“Tightrope” was slickly positioned as more of the same from Eastwood. Warner Bros. cut a trailer that led with the misleading implication that it was a serial killer thriller wherein everyone from Eastwood’s character to the mayor are under suspicion. They’re not (the film makes this very plain by showing the perpetrator’s face, thinly masked in shadow, in its opening scene), but this bait-and-switch didn’t bother moviegoers. “Tightrope” was a critical and commercial success. It topped the box office on August 17, 1984, and remained at number one for the next three weeks (fending off challenges from “Red Dawn,” “Ghostbusters” and “The Karate Kid”). It was Clint as a cop, and audiences seemed generally unfazed by the film’s highly provocative content because, if nothing else, it was properly rated R (unlike “Red Dawn,” which some media watchdogs felt exploited the laxness of the then new PG-13 rating).

40 years later, the film’s screenwriter Richard Tuggle thinks its treatment of forensics as a novel investigative tool might seem dated, but its depiction of a cop whose personal kinks intersect with the m.o. of the murderer still resonates. As he told me in an interview, he was inspired to write the script after reading about a string of rape-murders in the Bay Area. Given that he’d worked with Eastwood, he initially saw it as a standard cop thriller. “I’ll have some cop, some Dirty Harry guy chasing a rapist,” said Tuggle. “And it just didn’t seem very interesting.”

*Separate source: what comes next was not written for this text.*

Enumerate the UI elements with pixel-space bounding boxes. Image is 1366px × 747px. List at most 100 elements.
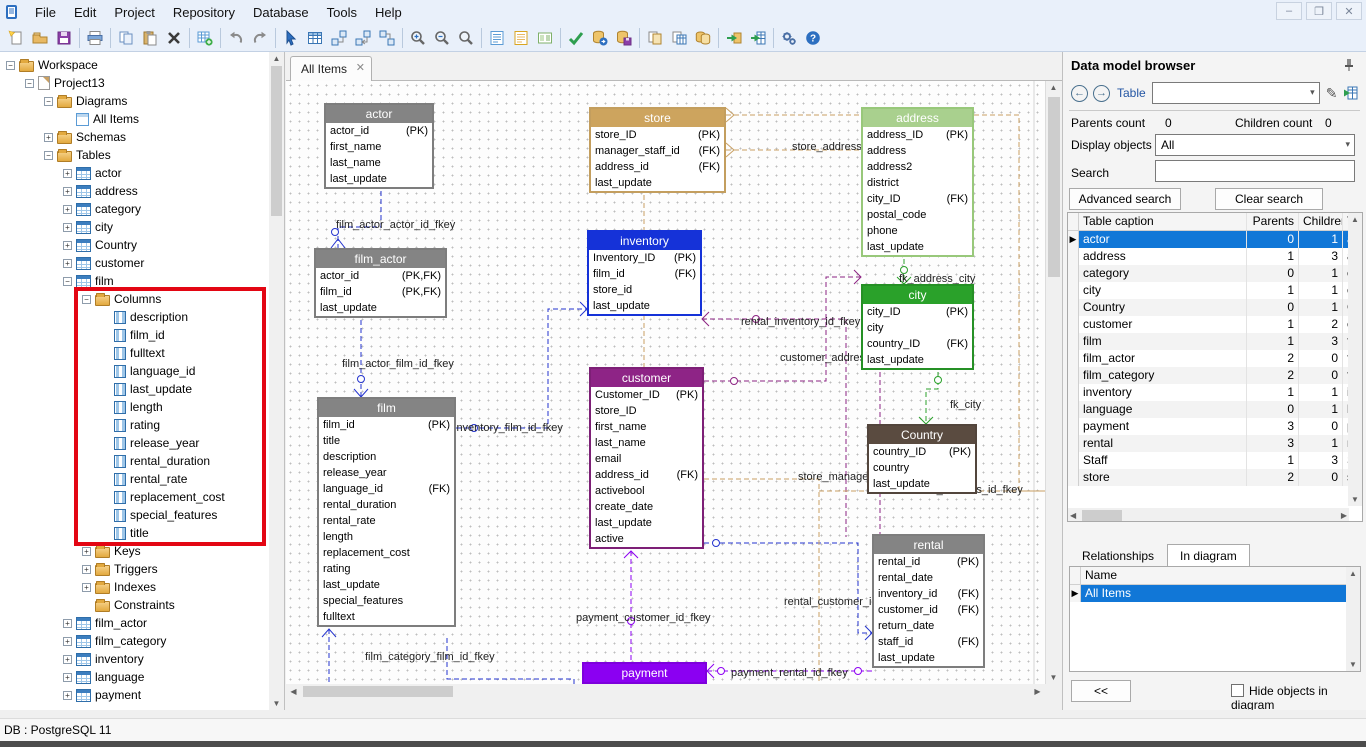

Tuggle then thought it would be more interesting if the cop character, named Wes Block, worked on the vice squad and seemed to have some kind of connection with the murderer. Over lunch with a man and a woman from the Los Angeles vice squad, he found his movie. According to Tuggle:

“I said [to the male cop], ‘How does being in vice squad and seeing all this sexual stuff all the time affect you?’ And this cop said, ‘It’s made me treat my wife more tenderly in bed.’ And it hit me very strongly. I realized that the movie had to be about the connection between the vice squad cop and the serial killer. The cop had some of the same sexual weirdness and desires that the killer did, and the two would mirror each other.”

Upon completing his screenplay, Tuggle brought it to “Dirty Harry” director Don Siegel, with whom he’d worked, along with Eastwood, on the hit “Escape from Alcatraz.” Siegel told Tuggle to take it to Eastwood, which he did with the stipulation that he would direct the movie. Eastwood acquiesced, but he did have a few requests, the most significant being that Tuggle move the film out of San Francisco, which was too closely associated with the “Dirty Harry” films. Having worked and reveled in New Orleans before, Tuggle thought the Louisiana metropolis would be perfect. Again, Eastwood agreed, so they eventually found themselves in the Big Easy making a cop flick unlike any the star had attempted before.